La CSST a-t-elle quelque chose à cacher, Messieurs les Ministres, pour aller jusqu'au point de tenir le travailleur, son épouse et ses enfants, comme otages en faisant  saisir, en s'appuyant sur l'affidavit de René Chevalier, de la CSST, qui est un faux rédigé de façon malicieuse, tous les avoirs dans le compte bancaire du travailleur, compte bancaire dans lequel sont déposés les revenus d'IRR du travailleur et, également, les allocations familiales versées à son épousemettant ainsi le travailleur et son épouse dans l'obligation d'emprunter de l'argent pour payer l'épicerie?

 

Tel que vous en avez été informé par moi, Monsieur le Ministre du Travail, j'ai l'enregistrement de la conversation téléphonique entre René Chevalier (de la CSST) et moi, en date du 25 janvier, aux environs de 13:35 heures, et non pas en date du 24 janvier tel qu'il l'affirme solennellement dans son affidavit. En date du 27 janvier 2006, je vous ai envoyé, par télécopieur, Monsieur le Ministre du Travail, une copie de la transcription de cette conversation, ainsi qu'une copie de la transcription de la conversation, que j'ai eue, quelques minutes plus tard, avec Mme Valérie Brousseau, adjointe administrative au sein de votre cabinet.

 

La CSST a-t-elle quelque chose à cacher, Messieurs les Ministres,  pour agir d'une façon aussi vicieuse, par l'entremise de l'avocate Line Régnier, membre du Barreau, ceci dans le but évident d'obliger le travailleur, en le prenant ainsi que les siens en otages,  à rendre à la CSST  l'argent, déposé par la CSST dans son compte bancaire comme étant des arriérés sur son IRR,  sans que la CSST ait des explications à donner sur le fait que l'ordinateur en est arrivé à déterminer que ce montant était dû au travailleur?

 

La CSST a-t-elle quelque chose à cacher, Messieurs les Ministres, pour se servir ainsi du système judiciaire dans le but évident d'imposer la loi du bâillon?
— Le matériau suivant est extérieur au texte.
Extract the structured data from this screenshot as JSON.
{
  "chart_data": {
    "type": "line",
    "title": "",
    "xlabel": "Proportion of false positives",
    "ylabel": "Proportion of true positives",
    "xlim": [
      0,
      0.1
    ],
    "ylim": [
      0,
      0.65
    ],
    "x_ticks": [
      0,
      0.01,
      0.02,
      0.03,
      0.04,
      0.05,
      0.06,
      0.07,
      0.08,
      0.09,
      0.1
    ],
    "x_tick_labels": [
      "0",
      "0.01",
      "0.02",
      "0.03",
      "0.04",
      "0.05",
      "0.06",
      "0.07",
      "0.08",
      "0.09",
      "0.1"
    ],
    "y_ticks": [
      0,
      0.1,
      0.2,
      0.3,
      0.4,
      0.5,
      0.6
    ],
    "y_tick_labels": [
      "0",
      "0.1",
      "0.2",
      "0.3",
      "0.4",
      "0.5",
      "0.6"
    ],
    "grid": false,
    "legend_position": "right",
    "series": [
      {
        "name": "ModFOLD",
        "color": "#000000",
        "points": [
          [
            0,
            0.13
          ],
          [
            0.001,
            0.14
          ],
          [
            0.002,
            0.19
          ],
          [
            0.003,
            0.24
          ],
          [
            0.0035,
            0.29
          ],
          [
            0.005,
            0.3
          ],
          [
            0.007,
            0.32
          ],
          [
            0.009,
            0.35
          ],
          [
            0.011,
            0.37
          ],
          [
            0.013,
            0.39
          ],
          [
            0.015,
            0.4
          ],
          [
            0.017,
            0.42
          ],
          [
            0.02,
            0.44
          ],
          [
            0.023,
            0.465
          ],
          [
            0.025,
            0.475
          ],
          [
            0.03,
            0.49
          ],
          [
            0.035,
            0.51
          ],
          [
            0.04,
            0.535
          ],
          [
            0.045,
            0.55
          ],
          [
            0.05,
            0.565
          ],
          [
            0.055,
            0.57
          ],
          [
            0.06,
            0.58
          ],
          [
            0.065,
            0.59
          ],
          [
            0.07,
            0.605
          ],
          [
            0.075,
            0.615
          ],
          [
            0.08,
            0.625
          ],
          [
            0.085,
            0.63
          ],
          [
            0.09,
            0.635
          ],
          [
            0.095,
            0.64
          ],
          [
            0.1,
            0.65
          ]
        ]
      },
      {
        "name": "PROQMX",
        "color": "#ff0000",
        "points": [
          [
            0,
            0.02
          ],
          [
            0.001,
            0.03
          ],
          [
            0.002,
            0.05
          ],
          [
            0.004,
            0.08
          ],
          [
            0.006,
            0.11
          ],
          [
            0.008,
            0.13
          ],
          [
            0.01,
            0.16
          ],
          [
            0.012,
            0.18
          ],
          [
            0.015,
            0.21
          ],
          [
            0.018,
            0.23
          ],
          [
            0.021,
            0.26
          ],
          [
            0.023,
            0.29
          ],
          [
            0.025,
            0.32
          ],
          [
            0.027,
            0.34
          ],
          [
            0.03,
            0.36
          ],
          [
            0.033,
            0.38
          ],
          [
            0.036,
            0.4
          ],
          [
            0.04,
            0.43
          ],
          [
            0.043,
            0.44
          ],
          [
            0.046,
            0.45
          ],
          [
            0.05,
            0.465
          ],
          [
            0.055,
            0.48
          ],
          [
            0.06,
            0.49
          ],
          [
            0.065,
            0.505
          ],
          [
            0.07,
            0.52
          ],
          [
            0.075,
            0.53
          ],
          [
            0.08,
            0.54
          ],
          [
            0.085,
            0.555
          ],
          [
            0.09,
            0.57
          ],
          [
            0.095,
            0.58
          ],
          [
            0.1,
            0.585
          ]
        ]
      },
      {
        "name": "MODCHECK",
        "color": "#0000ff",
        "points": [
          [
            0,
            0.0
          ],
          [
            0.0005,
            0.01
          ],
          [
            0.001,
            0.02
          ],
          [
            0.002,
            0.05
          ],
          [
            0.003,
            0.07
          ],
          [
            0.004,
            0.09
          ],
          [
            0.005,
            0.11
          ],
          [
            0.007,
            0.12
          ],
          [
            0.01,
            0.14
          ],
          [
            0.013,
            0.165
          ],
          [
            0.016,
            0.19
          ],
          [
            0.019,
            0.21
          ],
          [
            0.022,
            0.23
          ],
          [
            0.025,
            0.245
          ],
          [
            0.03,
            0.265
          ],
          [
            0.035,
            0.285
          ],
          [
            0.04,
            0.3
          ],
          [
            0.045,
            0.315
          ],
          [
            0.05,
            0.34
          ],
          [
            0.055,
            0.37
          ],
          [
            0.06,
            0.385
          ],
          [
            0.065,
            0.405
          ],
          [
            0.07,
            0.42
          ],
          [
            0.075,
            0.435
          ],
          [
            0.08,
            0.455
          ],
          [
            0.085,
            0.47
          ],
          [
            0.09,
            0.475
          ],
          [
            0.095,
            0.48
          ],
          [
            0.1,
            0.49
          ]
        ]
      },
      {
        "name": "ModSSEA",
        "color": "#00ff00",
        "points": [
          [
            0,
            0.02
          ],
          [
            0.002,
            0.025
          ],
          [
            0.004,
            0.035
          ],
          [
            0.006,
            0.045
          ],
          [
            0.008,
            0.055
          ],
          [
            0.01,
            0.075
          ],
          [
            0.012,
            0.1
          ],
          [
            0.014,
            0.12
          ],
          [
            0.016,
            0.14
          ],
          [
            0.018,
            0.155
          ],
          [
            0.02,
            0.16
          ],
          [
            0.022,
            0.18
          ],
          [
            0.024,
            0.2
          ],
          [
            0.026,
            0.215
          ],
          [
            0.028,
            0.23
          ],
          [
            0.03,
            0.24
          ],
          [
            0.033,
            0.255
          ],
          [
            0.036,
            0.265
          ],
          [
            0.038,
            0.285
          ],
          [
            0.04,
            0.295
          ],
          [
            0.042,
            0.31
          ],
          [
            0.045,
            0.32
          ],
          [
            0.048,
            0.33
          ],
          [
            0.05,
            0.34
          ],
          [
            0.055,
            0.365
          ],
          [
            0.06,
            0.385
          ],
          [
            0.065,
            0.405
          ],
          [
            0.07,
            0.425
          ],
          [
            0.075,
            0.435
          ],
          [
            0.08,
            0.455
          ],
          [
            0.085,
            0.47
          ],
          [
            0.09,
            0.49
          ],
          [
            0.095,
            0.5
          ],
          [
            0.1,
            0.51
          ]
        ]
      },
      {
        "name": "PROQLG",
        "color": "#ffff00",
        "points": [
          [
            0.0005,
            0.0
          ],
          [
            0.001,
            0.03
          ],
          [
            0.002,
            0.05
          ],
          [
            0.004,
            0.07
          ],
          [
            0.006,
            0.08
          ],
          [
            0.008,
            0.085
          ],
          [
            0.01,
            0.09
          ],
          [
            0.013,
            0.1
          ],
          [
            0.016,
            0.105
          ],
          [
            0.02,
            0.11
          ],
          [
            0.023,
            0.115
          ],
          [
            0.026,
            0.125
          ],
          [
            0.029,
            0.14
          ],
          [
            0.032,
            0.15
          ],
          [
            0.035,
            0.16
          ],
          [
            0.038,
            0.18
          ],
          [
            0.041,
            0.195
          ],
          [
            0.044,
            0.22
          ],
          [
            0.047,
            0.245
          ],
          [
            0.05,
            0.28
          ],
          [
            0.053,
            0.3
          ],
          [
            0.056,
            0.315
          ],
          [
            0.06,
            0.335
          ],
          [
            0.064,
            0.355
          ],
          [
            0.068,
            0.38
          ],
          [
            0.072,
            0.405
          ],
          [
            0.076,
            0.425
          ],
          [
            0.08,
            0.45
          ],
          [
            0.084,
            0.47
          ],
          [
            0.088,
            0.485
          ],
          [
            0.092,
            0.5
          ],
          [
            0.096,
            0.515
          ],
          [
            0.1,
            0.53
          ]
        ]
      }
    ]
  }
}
Nous savons tous que c'est la façon d'excuser la non-intervention: il est si facile de dire qu'on ne peut pas intervenir parce que c'est rendu devant les tribunaux.

 

La CSST a-t-elle quelque chose à cacher, Messieurs les Ministres,  pour fuir comme un lapin en accumulant les gaffes plutôt que de faire preuve de maturité et de transparence en demandant une rencontre avec le travailleur (ce qui se ferait, à tout le moins, en présence de la représentante ainsi que du comptable du travailleur)?

 

La CSST ne peut pas exiger que le travailleur lui retourne cet argent, simplement parce qu'elle affirme qu'elle a fait une erreur.  Si vraiment il s'agit d'une erreur, je crois que vous conviendrez, Messieurs les Ministres, qu'il ne serait que juste que la CSST fasse la preuve au travailleur, de façon détaillée,  qu'il y a effectivement eu erreur (je crois que  c'est ce que le travailleur a fait valoir publiquement, à l'émission Le Grand Journal de 17 heures à TQS, le 26 janvier, avant de recevoir une copie du bref de saisie-arrêt avant jugement sur un IRR, qui lui a été signifiée par huissier à 19:05 hres).

 

Votre mandat, Monsieur le Ministre du Travail, ne consiste-t-il pas à veiller à ce que la CSST respecte la loi qui la régit?  

 

Pourriez-vous expliquer, publiquement, Monsieur le Ministre du Travail, pour quelle raison vous fermez les yeux? 

 

Depuis juillet 2005, Monsieur le Ministre du Travail, je vous écris régulièrement, en qualité de représentante de deux accidentés du travail, pour vous demander une enquête. Depuis juillet 2005, que je perds des heures et des jours à tourner en rond dans ces dossiers, à discuter inutilement avec votre adjointe administrative dont le rôle, qui me semble évident, est d'excuser tous les agissements de la CSST et de retourner la situation contre les travailleurs, ce qui a comme résultat, vu votre non-intervention, que les problèmes ne cessent de se multiplier avec la CSST.

 

Le Québec est un État de Droit! 

 

Pourriez-vous expliquer, publiquement, Monsieur le Ministre de la Justice et Procureur général du Québec, ce qui pourrait justifier qu'un greffier a autorisé un bref de saisie-arrêt avant jugement sur un IRR, qui, en vertu de la loi sur les accidents du travail et les maladies professionnelles est incessible et insaisissable? Jusqu'à preuve du contraire, preuve que la CSST se doit de faire, c'est bien de ce dont il s'agit, d'un IRR, puisque le travailleur a toutes les données, qui viennent de l'ordinateur de la CSST, qui lui ont été adressées par la poste par la CSST, qui démontrent que le montant déposé par la CSST dans son compte bancaire est le total des arriérés qui lui sont dus sur son IRR.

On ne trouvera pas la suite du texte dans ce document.